Tell Holmes which namespaces it can access

Holmes has no way to discover its own RBAC scope. A denial only ever names the resource and namespace that were rejected ("...cannot list resource pods ... in the namespace kube-system"); it never lists the namespaces that are allowed. Without guidance, Holmes may assume it has cluster-wide access, repeatedly retry cluster-wide queries (kubectl get pods -A, get nodes), or mistake the Forbidden errors for a broken cluster.

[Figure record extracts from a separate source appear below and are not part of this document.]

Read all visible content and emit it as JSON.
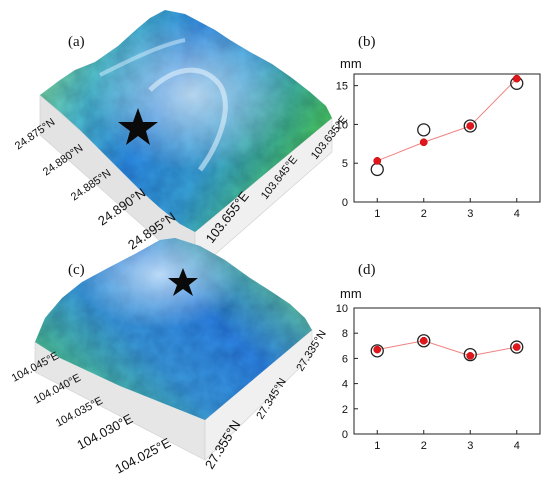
{
  "panels": {
    "a": {
      "label": "(a)"
    },
    "b": {
      "label": "(b)",
      "unit": "mm"
    },
    "c": {
      "label": "(c)"
    },
    "d": {
      "label": "(d)",
      "unit": "mm"
    }
  },
  "terrain_a": {
    "lat_labels": [
      "24.875°N",
      "24.880°N",
      "24.885°N",
      "24.890°N",
      "24.895°N"
    ],
    "lon_labels": [
      "103.655°E",
      "103.645°E",
      "103.635°E"
    ],
    "marker": "star"
  },
  "terrain_c": {
    "lon_labels": [
      "104.045°E",
      "104.040°E",
      "104.035°E",
      "104.030°E",
      "104.025°E"
    ],
    "lat_labels": [
      "27.355°N",
      "27.345°N",
      "27.335°N"
    ],
    "marker": "star"
  },
  "chart_data": [
    {
      "type": "scatter",
      "panel": "b",
      "ylabel": "mm",
      "x": [
        1,
        2,
        3,
        4
      ],
      "xticks": [
        "1",
        "2",
        "3",
        "4"
      ],
      "yticks": [
        "0",
        "5",
        "10",
        "15"
      ],
      "xlim": [
        0.5,
        4.5
      ],
      "ylim": [
        0,
        16.5
      ],
      "series": [
        {
          "marker": "open-circle",
          "color": "#222222",
          "values": [
            4.2,
            9.3,
            9.8,
            15.3
          ]
        },
        {
          "marker": "filled-dot-line",
          "color": "#e0161c",
          "values": [
            5.3,
            7.7,
            9.8,
            15.9
          ]
        }
      ]
    },
    {
      "type": "scatter",
      "panel": "d",
      "ylabel": "mm",
      "x": [
        1,
        2,
        3,
        4
      ],
      "xticks": [
        "1",
        "2",
        "3",
        "4"
      ],
      "yticks": [
        "0",
        "2",
        "4",
        "6",
        "8",
        "10"
      ],
      "xlim": [
        0.5,
        4.5
      ],
      "ylim": [
        0,
        10
      ],
      "series": [
        {
          "marker": "open-circle",
          "color": "#222222",
          "values": [
            6.6,
            7.4,
            6.3,
            6.9
          ]
        },
        {
          "marker": "filled-dot-line",
          "color": "#e0161c",
          "values": [
            6.7,
            7.4,
            6.2,
            6.9
          ]
        }
      ]
    }
  ]
}
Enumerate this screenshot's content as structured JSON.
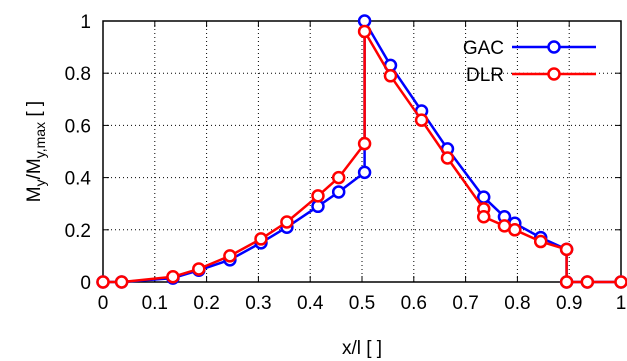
{
  "chart_data": {
    "type": "line",
    "xlabel": "x/l [ ]",
    "ylabel": {
      "prefix": "M",
      "sub1": "y",
      "mid": "/M",
      "sub2": "y,max",
      "suffix": " [ ]"
    },
    "xlim": [
      0,
      1
    ],
    "ylim": [
      0,
      1
    ],
    "xticks": [
      0,
      0.1,
      0.2,
      0.3,
      0.4,
      0.5,
      0.6,
      0.7,
      0.8,
      0.9,
      1
    ],
    "yticks": [
      0,
      0.2,
      0.4,
      0.6,
      0.8,
      1
    ],
    "grid": true,
    "legend_position": "top-right",
    "series": [
      {
        "name": "GAC",
        "color": "#0000ff",
        "x": [
          0,
          0.036,
          0.135,
          0.185,
          0.245,
          0.305,
          0.355,
          0.415,
          0.455,
          0.505,
          0.505,
          0.555,
          0.615,
          0.665,
          0.735,
          0.775,
          0.795,
          0.845,
          0.895,
          0.895,
          0.935,
          1.0
        ],
        "y": [
          0,
          0,
          0.015,
          0.045,
          0.085,
          0.15,
          0.21,
          0.29,
          0.345,
          0.42,
          1.0,
          0.83,
          0.655,
          0.51,
          0.325,
          0.25,
          0.225,
          0.17,
          0.125,
          0,
          0,
          0
        ]
      },
      {
        "name": "DLR",
        "color": "#ff0000",
        "x": [
          0,
          0.036,
          0.135,
          0.185,
          0.245,
          0.305,
          0.355,
          0.415,
          0.455,
          0.505,
          0.505,
          0.555,
          0.615,
          0.665,
          0.735,
          0.735,
          0.775,
          0.795,
          0.845,
          0.895,
          0.895,
          0.935,
          1.0
        ],
        "y": [
          0,
          0,
          0.02,
          0.05,
          0.1,
          0.165,
          0.23,
          0.33,
          0.4,
          0.53,
          0.96,
          0.79,
          0.62,
          0.475,
          0.28,
          0.25,
          0.215,
          0.2,
          0.155,
          0.125,
          0,
          0,
          0
        ]
      }
    ]
  }
}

After scoping, add a global instruction telling Holmes exactly which namespaces it may use. Global instructions are account-level and are injected into Holmes' system prompt for every investigation; set them in the Robusta UI (HolmesGPT settings → global instructions). Keep the list in sync with the namespaces you bound above.

Example global instruction:

This HolmesGPT instance has namespace-scoped RBAC. You can only read Kubernetes resources in the
"default" and "monitoring" namespaces. Always scope kubectl queries with `-n default` or `-n monitoring`.
Do not run cluster-wide queries such as `kubectl get pods -A`, `kubectl get nodes`, or
`kubectl get namespaces` — they will be denied. If something you need is in another namespace, report
that it is outside your permitted scope instead of retrying.

Notes on the runner

The Robusta runner remains cluster-wide. To reduce the runner's permissions, use a read-only ClusterRole via runner.overrideClusterRoles. Fully scoping the runner to a subset of namespaces is not supported, because the runner watches cluster-wide resources and events to function.